Audi (und Dr. Ullrich) hatten eigentlich vor dem Start in Le Mans schon mein Mitleid. Überall war eine große Unsicherheit zu erkennen. Nichts klappte. Und weil man so unsicher war, ließ man zu der offenen Version noch schnell zwei GT's bauen. In letzter Minute. Und da fielen die Türen ab, es ging einfach nichts.

Natürlich hat man vor der Öffentlichkeit einen dramatischen Abflug von Capello bei den Testfahrten verborgen. Dem war bei Top-Speed der Heckflügel abgebrochen. Und dann rutsche das Fahrzeug eine lange Strecke auf dem Dach. Und der Sturzbügel verbog sich dabei. Während von mir (allerdings in Kenntnis vieler Details) die GT-Versionen vor dem Rennen komplett den Ausfällen zugerechnet wurden, erwartete ich den besten Joest-Audi um Platz 10.

Die Audi GT waren so unpräzise gebaut, daß - mit dem gleichen Fahrer - auf der gleichen Strecke zwischen den zwei Fahrzeugen eine Differenz von mehreren Sekunden bestand. Warum? - Das wußte keiner. - Und so habe ich mich schon ein wenig amüsiert, als Christian Abt vor dem Rennen das Fahrzeug in Hockenheim zum ersten Mal bewegte und stolz darauf war, gleich ein wenig schneller (4/10 sec) war als ein anderer, erfahrener (und bekannt guter) Mann. Abt war mit dem um Sekunden schnelleren Fahrzeug unterwegs gewesen. Aber er wußte ja nicht um die Unterschiede.

In Le Mans holte man den guten Christian Abt dann von seinem Sockel herunter. Auf dem gleichen Fahrzeug waren seine Fahrerkollegen Ortelli und Johanson um rund 7 sec pro Runde schneller. Christian Abt war mit seiner 3.52er Zeit sogar noch einen Hauch langsamer als die schnellste Chryslert Viper der "kleinen" GT 2-Kategorie.

Ich habe noch einmal das Joest-Team vor der Abreise nach Le Mans beim letzten Funktionstest vor dem Pre-Qualifying auf dem Grand-Prix-Kurs des Nürburgrings beobachtet. Auch da lief noch nicht alles perfekt. Und Dieter Basche (den Audi nach dem Tod von Renningenieur Weber wieder aktiviert hat) machte einen etwas bekümmerten Eindruck. Das Audi-Team stand auch unter großem Erfolgsdruck.

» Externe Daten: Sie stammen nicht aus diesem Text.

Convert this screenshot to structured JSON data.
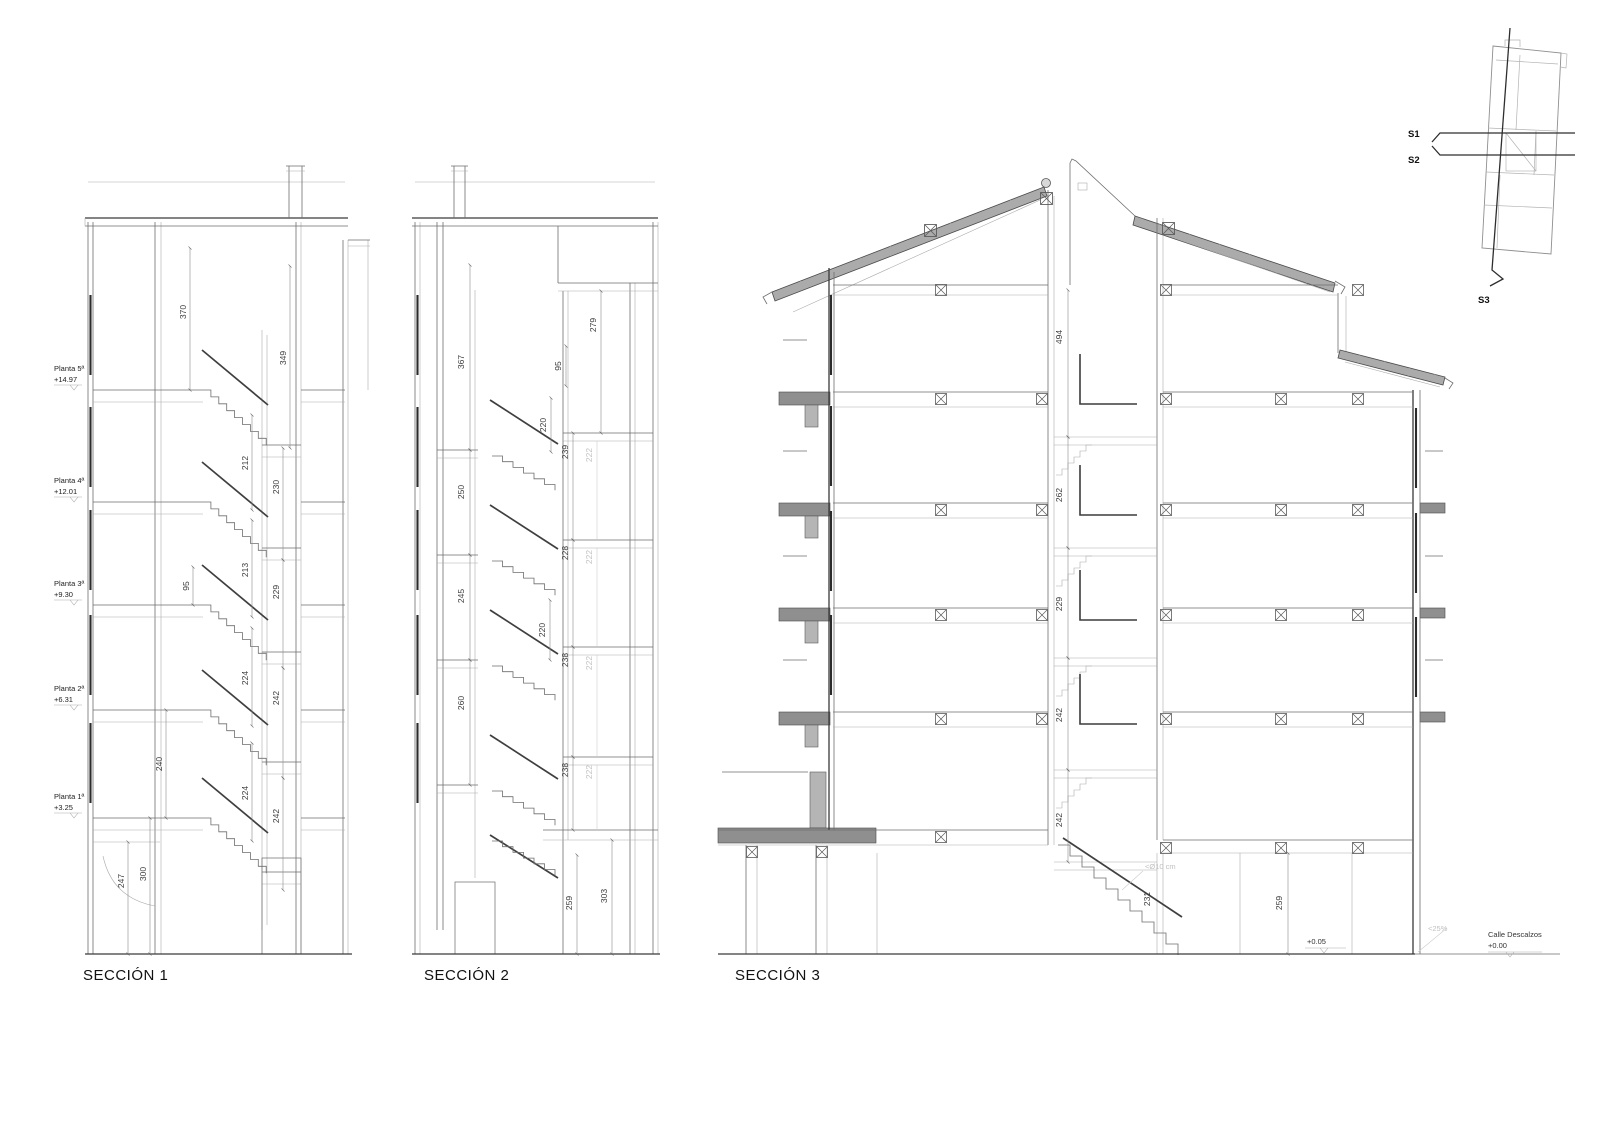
{
  "titles": {
    "s1": "SECCIÓN 1",
    "s2": "SECCIÓN 2",
    "s3": "SECCIÓN 3"
  },
  "section1": {
    "floors": [
      {
        "name": "Planta 5ª",
        "elev": "+14.97"
      },
      {
        "name": "Planta 4ª",
        "elev": "+12.01"
      },
      {
        "name": "Planta 3ª",
        "elev": "+9.30"
      },
      {
        "name": "Planta 2ª",
        "elev": "+6.31"
      },
      {
        "name": "Planta 1ª",
        "elev": "+3.25"
      }
    ],
    "dims": {
      "h370": "370",
      "h349": "349",
      "h212": "212",
      "h230": "230",
      "h95": "95",
      "h213": "213",
      "h229": "229",
      "h224a": "224",
      "h242a": "242",
      "h240": "240",
      "h224b": "224",
      "h242b": "242",
      "h247": "247",
      "h300": "300"
    }
  },
  "section2": {
    "dims": {
      "h367": "367",
      "h279": "279",
      "h95": "95",
      "h220a": "220",
      "h239": "239",
      "h250": "250",
      "h228": "228",
      "h245": "245",
      "h220b": "220",
      "h238a": "238",
      "h260": "260",
      "h238b": "238",
      "h259": "259",
      "h303": "303"
    },
    "gray_dims": {
      "g222a": "222",
      "g222b": "222",
      "g222c": "222",
      "g222d": "222"
    }
  },
  "section3": {
    "dims": {
      "h494": "494",
      "h262": "262",
      "h229": "229",
      "h242a": "242",
      "h242b": "242",
      "h231": "231",
      "h259": "259"
    },
    "notes": {
      "pipe": "<Ø10 cm",
      "slope": "<25%",
      "entry_level": "+0.05",
      "street_name": "Calle Descalzos",
      "street_level": "+0.00"
    }
  },
  "key_plan": {
    "s1": "S1",
    "s2": "S2",
    "s3": "S3"
  }
}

Ferdinand Piech hatte den Audi-Verantwortlichen auch kurz vor dem Rennen noch einmal deutlich gemacht, was er eigentlich von diesem Einsatz erwartete: den Gesamtsieg. Und Piech war schon ein wenig aufgebracht, weil die Ergebnisse der Praxistests überhaupt nicht mit dem übereinstimmten, was vorher - in der Entwicklungsphase - die Computer als erreichbare Fahrleistung errechnet hatten. Und das war die Grundlage für das OK zum Einsatz in Le Mans gewesen. - Ich bin mir sicher, daß - trotz des guten dritten Platzes - das Audi-Ergebnis ein Nachspiel haben wird.

Allerdings muß man das Audi-Ergebnis in Le Mans noch in Verbindung bringen mit dem Ergebnis des VW-Teams beim 24-Stunden-Rennen auf dem Nürburgring. Und wenn man an Lupo- an Beetle- und noch andere Motorsport-Aktivitäten des Volkswagen-Konzerns denkt, dann kann ich mir nur vorstellen, daß Ferdinand Piech nun dringend eine Umstrukturierung der Motorsport-Organisation des Hauses vornehmen muß. (Über meine Eindrücke vom 24-Stunden-Rennen Nürburgring berichte ich an anderer Stelle.)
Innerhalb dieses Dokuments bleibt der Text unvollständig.